The ‘Hastings-Bass rule’, under which actions by trustees can be set aside in certain circumstances, has been put on a statutory footing in Jersey, with retrospective effect. The Trusts (Amendment No. 6) (Jersey) Law 2013 also now gives statutory relief for mistakes made by settlors and other persons in relation to transfers of property to a trust. The new legislation provides that the courts can set aside:

  • a transfer or disposition of property to a trust by a settlor (or other person on the settlor’s behalf) who made a mistake which is so serious that is it just for the court to set it aside;
  • a transfer or disposition of property to a trust on behalf of a settlor by a person acting under a fiduciary duty who failed to take into account any relevant considerations or took into account irrelevant considerations;
  • the exercise of a power in relation to trust property by a trustee or other person who made a mistake which is so serious that it is just for the court to set it aside; and
  • the exercise of a power in relation to trust property by a trustee or other person who failed to take into account any relevant considerations or took into account irrelevant considerations.

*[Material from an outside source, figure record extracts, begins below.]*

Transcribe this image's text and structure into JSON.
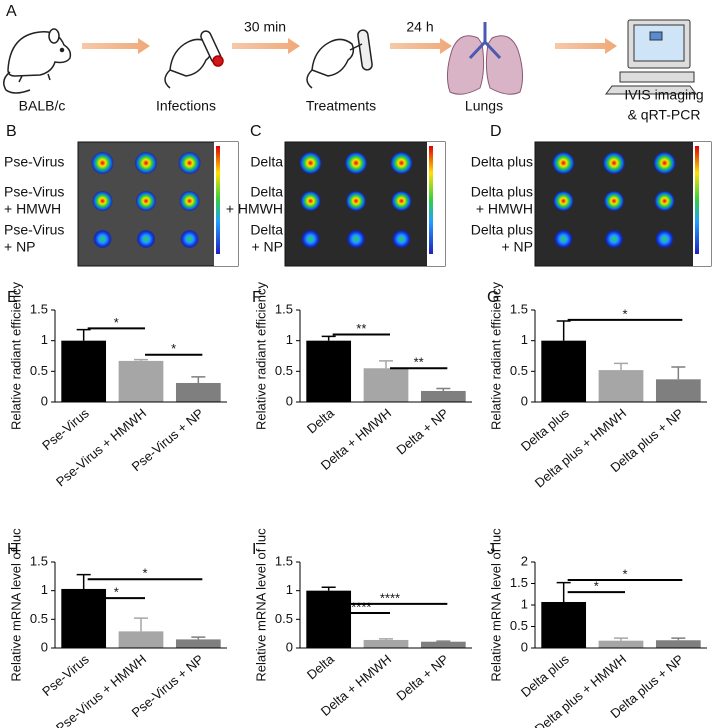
{
  "workflow": {
    "panel": "A",
    "steps": [
      "BALB/c",
      "Infections",
      "Treatments",
      "Lungs",
      [
        "IVIS imaging",
        "& qRT-PCR"
      ]
    ],
    "arrows": [
      "30 min",
      "24 h"
    ]
  },
  "imaging": [
    {
      "panel": "B",
      "rows": [
        [
          "Pse-Virus"
        ],
        [
          "Pse-Virus",
          "+ HMWH"
        ],
        [
          "Pse-Virus",
          "+ NP"
        ]
      ]
    },
    {
      "panel": "C",
      "rows": [
        [
          "Delta"
        ],
        [
          "Delta",
          "+ HMWH"
        ],
        [
          "Delta",
          "+ NP"
        ]
      ]
    },
    {
      "panel": "D",
      "rows": [
        [
          "Delta plus"
        ],
        [
          "Delta plus",
          "+ HMWH"
        ],
        [
          "Delta plus",
          "+ NP"
        ]
      ]
    }
  ],
  "chart_data": [
    {
      "type": "bar",
      "panel": "E",
      "ylabel": "Relative radiant efficiency",
      "categories": [
        "Pse-Virus",
        "Pse-Virus + HMWH",
        "Pse-Virus + NP"
      ],
      "values": [
        1.0,
        0.67,
        0.31
      ],
      "errors": [
        0.18,
        0.02,
        0.1
      ],
      "colors": [
        "#000000",
        "#a6a6a6",
        "#7f7f7f"
      ],
      "ylim": [
        0,
        1.5
      ],
      "yticks": [
        0,
        0.5,
        1,
        1.5
      ],
      "significance": [
        {
          "from": 0,
          "to": 1,
          "y": 1.2,
          "label": "*"
        },
        {
          "from": 1,
          "to": 2,
          "y": 0.77,
          "label": "*"
        }
      ]
    },
    {
      "type": "bar",
      "panel": "F",
      "ylabel": "Relative radiant efficiency",
      "categories": [
        "Delta",
        "Delta + HMWH",
        "Delta + NP"
      ],
      "values": [
        1.0,
        0.55,
        0.18
      ],
      "errors": [
        0.07,
        0.12,
        0.04
      ],
      "colors": [
        "#000000",
        "#a6a6a6",
        "#7f7f7f"
      ],
      "ylim": [
        0,
        1.5
      ],
      "yticks": [
        0,
        0.5,
        1,
        1.5
      ],
      "significance": [
        {
          "from": 0,
          "to": 1,
          "y": 1.1,
          "label": "**"
        },
        {
          "from": 1,
          "to": 2,
          "y": 0.55,
          "label": "**"
        }
      ]
    },
    {
      "type": "bar",
      "panel": "G",
      "ylabel": "Relative radiant efficiency",
      "categories": [
        "Delta plus",
        "Delta plus + HMWH",
        "Delta plus + NP"
      ],
      "values": [
        1.0,
        0.52,
        0.37
      ],
      "errors": [
        0.32,
        0.11,
        0.2
      ],
      "colors": [
        "#000000",
        "#a6a6a6",
        "#7f7f7f"
      ],
      "ylim": [
        0,
        1.5
      ],
      "yticks": [
        0,
        0.5,
        1,
        1.5
      ],
      "significance": [
        {
          "from": 0,
          "to": 2,
          "y": 1.34,
          "label": "*"
        }
      ]
    },
    {
      "type": "bar",
      "panel": "H",
      "ylabel": "Relative mRNA level of luc",
      "categories": [
        "Pse-Virus",
        "Pse-Virus + HMWH",
        "Pse-Virus + NP"
      ],
      "values": [
        1.03,
        0.29,
        0.15
      ],
      "errors": [
        0.25,
        0.23,
        0.04
      ],
      "colors": [
        "#000000",
        "#a6a6a6",
        "#7f7f7f"
      ],
      "ylim": [
        0,
        1.5
      ],
      "yticks": [
        0,
        0.5,
        1,
        1.5
      ],
      "significance": [
        {
          "from": 0,
          "to": 1,
          "y": 0.87,
          "label": "*"
        },
        {
          "from": 0,
          "to": 2,
          "y": 1.2,
          "label": "*"
        }
      ]
    },
    {
      "type": "bar",
      "panel": "I",
      "ylabel": "Relative mRNA level of luc",
      "categories": [
        "Delta",
        "Delta + HMWH",
        "Delta + NP"
      ],
      "values": [
        1.0,
        0.14,
        0.11
      ],
      "errors": [
        0.06,
        0.02,
        0.01
      ],
      "colors": [
        "#000000",
        "#a6a6a6",
        "#7f7f7f"
      ],
      "ylim": [
        0,
        1.5
      ],
      "yticks": [
        0,
        0.5,
        1,
        1.5
      ],
      "significance": [
        {
          "from": 0,
          "to": 1,
          "y": 0.61,
          "label": "****"
        },
        {
          "from": 0,
          "to": 2,
          "y": 0.77,
          "label": "****"
        }
      ]
    },
    {
      "type": "bar",
      "panel": "J",
      "ylabel": "Relative mRNA level of luc",
      "categories": [
        "Delta plus",
        "Delta plus + HMWH",
        "Delta plus + NP"
      ],
      "values": [
        1.07,
        0.17,
        0.18
      ],
      "errors": [
        0.45,
        0.06,
        0.05
      ],
      "colors": [
        "#000000",
        "#a6a6a6",
        "#7f7f7f"
      ],
      "ylim": [
        0,
        2
      ],
      "yticks": [
        0,
        0.5,
        1,
        1.5,
        2
      ],
      "significance": [
        {
          "from": 0,
          "to": 1,
          "y": 1.3,
          "label": "*"
        },
        {
          "from": 0,
          "to": 2,
          "y": 1.58,
          "label": "*"
        }
      ]
    }
  ]
}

In each case, it is a condition that the transfer or exercise of the power would not have been made but for the mistake or failure in question.

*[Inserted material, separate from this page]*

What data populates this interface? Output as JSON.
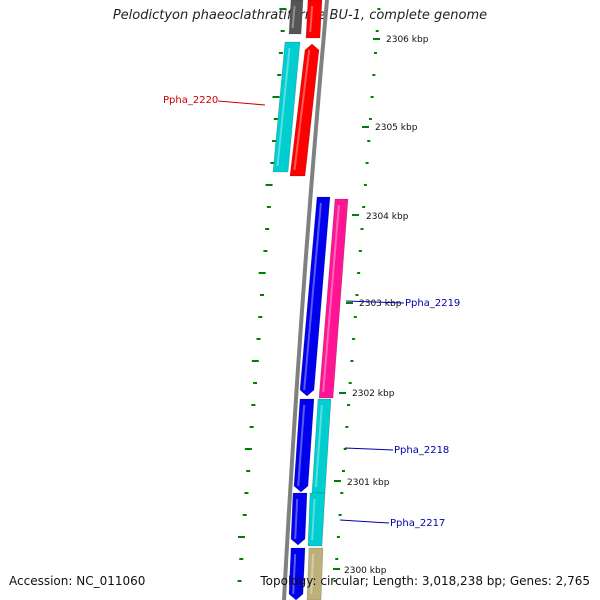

Importantly, where actions by trustees are concerned, it does not matter whether there was a lack of care or any other fault on the part of the trustees or anyone who advised them. A mistake is also widely defined, including a mistake as to fact or the law (including foreign laws), and a mistake as to the effect, consequences or advantages of the transfer or exercise of power in question.

In the UK, in the Re Futter case ([2013] UKSC 26), the Supreme Court considerably restricted the scope of the Hastings-Bass rule, ruling that it only applies where there has been a breach of duty on the part of the trustees.

Why it matters

The Hastings-Bass rule provides an element of protection, particularly in an environment of ever more complex tax legislation. The new Jersey legislation is therefore a welcome development for both trustees and beneficiaries of Jersey trusts. It potentially reduces the need for lengthy and expensive proceedings against trustees for negligence, and is seen as enhancing the attractiveness of Jersey as a jurisdiction in which to establish trusts.